La Embajada de Israel en España ha emitido un comunicado que denuncia a ciertos ministros, intelectuales y medios de comunicación españoles de apoyar a Hamás. En concreto, la embajada acusa a estos sectores de promover la incitación al odio y el antisemitismo. Esta acusación se produce después de que el Ministro de Derechos Sociales, Consumo y Agenda 2030, Pablo Bustinduy, enviara una carta a las empresas españolas en Israel instándolas a no contribuir al genocidio en Palestina.
En el comunicado, la embajada rechaza la acusación de que Israel está cometiendo un genocidio. Además, afirma que la demonización y deslegitimación del Estado de Israel favorece a aquellos que buscan su desaparición. Entre estos últimos, la embajada cita al grupo terrorista Hamás, con el que Israel mantiene una guerra abierta desde los ataques del pasado 7 de octubre. Aunque el comunicado no menciona directamente a Bustinduy, sí hace referencia a las operaciones militares del Ejército de Israel (IDF) en la Franja de Gaza.
Por su parte, Bustinduy ha instado a las empresas españolas con actividad económica en Israel a tomar las medidas necesarias para evitar contribuir a las violaciones de derechos humanos que el Estado israelí está cometiendo en los Territorios Palestinos Ocupados. Bustinduy es miembro de Sumar, un partido minoritario en el Gobierno de coalición que ha mantenido una postura dura contra la respuesta de Israel después de los ataques de Hamás.
Destacadas figuras políticas como Íñigo Errejón, portavoz en el Congreso, o la líder Yolanda Díaz han acudido a manifestaciones de apoyo al pueblo palestino.

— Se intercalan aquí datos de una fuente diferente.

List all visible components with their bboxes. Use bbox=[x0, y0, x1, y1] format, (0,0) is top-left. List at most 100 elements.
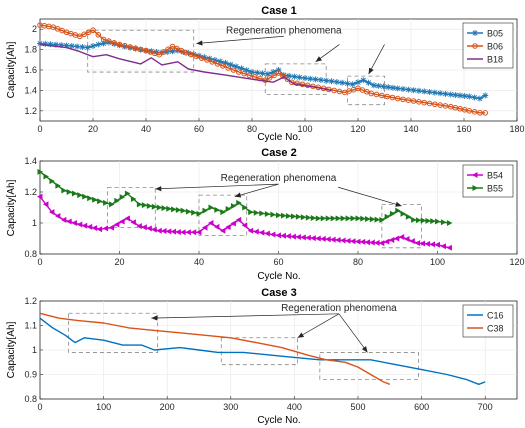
data-point bbox=[482, 92, 489, 99]
chart-title: Case 1 bbox=[261, 5, 296, 17]
data-point bbox=[271, 72, 277, 79]
data-point bbox=[208, 204, 214, 211]
data-point bbox=[213, 223, 220, 230]
data-point bbox=[227, 61, 234, 68]
data-point bbox=[82, 193, 88, 200]
data-point bbox=[175, 206, 182, 213]
x-tick-label: 160 bbox=[456, 124, 471, 134]
y-tick-label: 2 bbox=[32, 24, 37, 34]
legend-label: C16 bbox=[487, 311, 504, 321]
data-point bbox=[264, 230, 270, 237]
data-point bbox=[219, 227, 226, 234]
data-point bbox=[330, 215, 337, 222]
data-point bbox=[270, 211, 276, 218]
chart-case-1: Case 1 Regeneration phenomena 0 20 40 60 80 1… bbox=[6, 5, 525, 143]
data-point bbox=[74, 43, 81, 50]
arrow-head bbox=[361, 346, 368, 353]
data-point bbox=[395, 207, 401, 214]
x-axis-label: Cycle No. bbox=[257, 132, 300, 143]
data-point bbox=[193, 53, 200, 60]
data-point bbox=[130, 195, 137, 202]
data-point bbox=[317, 76, 324, 83]
data-point bbox=[452, 91, 459, 98]
data-point bbox=[368, 90, 375, 97]
y-tick-label: 1.2 bbox=[24, 106, 37, 116]
x-tick-label: 80 bbox=[353, 257, 363, 267]
data-point bbox=[302, 75, 308, 82]
legend-label: B18 bbox=[487, 55, 503, 65]
data-point bbox=[440, 219, 447, 226]
data-point bbox=[37, 168, 43, 175]
data-point bbox=[434, 241, 440, 248]
series-B54 bbox=[37, 193, 452, 251]
legend-label: B55 bbox=[487, 184, 503, 194]
annotation-text: Regeneration phenomena bbox=[221, 173, 337, 184]
data-point bbox=[437, 90, 444, 97]
annotation-arrow bbox=[196, 35, 284, 44]
data-point bbox=[280, 73, 286, 79]
data-point bbox=[378, 240, 385, 247]
data-point bbox=[161, 228, 167, 235]
data-point bbox=[220, 63, 226, 69]
data-point bbox=[201, 54, 208, 61]
data-point bbox=[379, 216, 385, 223]
data-point bbox=[264, 211, 271, 218]
data-point bbox=[42, 40, 49, 47]
x-tick-label: 60 bbox=[273, 257, 283, 267]
x-tick-label: 200 bbox=[160, 402, 175, 412]
regeneration-region bbox=[264, 63, 327, 95]
data-point bbox=[325, 236, 331, 243]
data-point bbox=[90, 27, 96, 34]
data-point bbox=[259, 210, 265, 217]
series-B18 bbox=[39, 43, 332, 92]
data-point bbox=[472, 30, 478, 36]
data-point bbox=[81, 222, 88, 229]
data-point bbox=[247, 227, 254, 234]
data-point bbox=[432, 101, 438, 108]
data-point bbox=[259, 70, 266, 77]
y-tick-label: 1.2 bbox=[24, 296, 37, 306]
data-point bbox=[419, 240, 426, 247]
data-point bbox=[225, 65, 231, 71]
data-point bbox=[285, 233, 291, 240]
data-point bbox=[254, 69, 261, 76]
data-point bbox=[369, 216, 376, 223]
x-tick-label: 0 bbox=[37, 257, 42, 267]
data-point bbox=[425, 217, 431, 224]
data-point bbox=[389, 84, 396, 91]
data-point bbox=[243, 67, 250, 74]
data-point bbox=[225, 224, 231, 231]
data-point bbox=[156, 204, 163, 211]
data-point bbox=[235, 216, 242, 223]
data-point bbox=[477, 110, 483, 116]
data-point bbox=[106, 38, 112, 44]
data-point bbox=[77, 192, 83, 199]
annotation-arrow bbox=[151, 313, 339, 319]
data-point bbox=[52, 41, 59, 48]
data-point bbox=[160, 49, 167, 55]
data-point bbox=[180, 229, 186, 236]
data-point bbox=[90, 43, 96, 50]
data-point bbox=[295, 233, 301, 240]
data-point bbox=[410, 98, 417, 104]
data-point bbox=[170, 228, 177, 235]
data-point bbox=[266, 75, 273, 81]
data-point bbox=[364, 239, 371, 246]
data-point bbox=[166, 205, 172, 212]
data-point bbox=[95, 41, 102, 48]
legend-item-B18: B18 bbox=[467, 55, 503, 65]
x-tick-label: 600 bbox=[414, 402, 429, 412]
regeneration-region bbox=[346, 75, 385, 106]
x-tick-label: 140 bbox=[403, 124, 418, 134]
data-point bbox=[66, 189, 73, 195]
data-point bbox=[214, 61, 221, 67]
data-point bbox=[84, 44, 91, 51]
data-point bbox=[174, 45, 180, 52]
data-point bbox=[284, 76, 291, 82]
data-point bbox=[188, 51, 194, 58]
data-point bbox=[446, 244, 452, 251]
data-point bbox=[124, 215, 130, 222]
annotation-text: Regeneration phenomena bbox=[226, 25, 342, 36]
data-point bbox=[246, 72, 253, 79]
data-point bbox=[161, 205, 168, 212]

En octubre, Díaz ya pidió que Israel depurara sus responsabilidades por crímenes de guerra ante la Corte Penal Internacional (CPI). Ione Belarra, secretaria general de Podemos, entonces en el Gobierno, incluso propuso llevar al primer ministro israelí, Benjamin Netanyahu, ante la CPI.
La Embajada de Israel ya acusó a miembros del anterior Gobierno de alinearse con el terrorismo. Esta acusación fue rechazada por el Gobierno español, que la calificó de infundada. Desde entonces, las relaciones diplomáticas con Israel han sido complejas y han estado condicionadas por los esfuerzos del presidente español, Pedro Sánchez, para reconocer al pueblo palestino.
Portavoces israelíes han sugerido que las declaraciones de miembros del Gobierno español podrían estar beneficiando a Hamás. Durante una visita oficial a Israel en noviembre de 2023, Sánchez expresó que la respuesta israelí no puede implicar la muerte de civiles inocentes. Estas declaraciones fueron denunciadas por un portavoz de las IDF.
En respuesta a la última ofensiva en Gaza, Sánchez destacó la necesidad de alcanzar un alto el fuego para evitar la muerte de más civiles inocentes y permitir la entrada de ayuda humanitaria y la liberación de los rehenes israelíes. En su comunicado, la Embajada de Israel destacó el contraste entre las acusaciones que reciben y el silencio de la mayoría de los intelectuales y las organizaciones de derechos humanos en España ante el drama de los 132 secuestrados que siguen en manos de Hamás.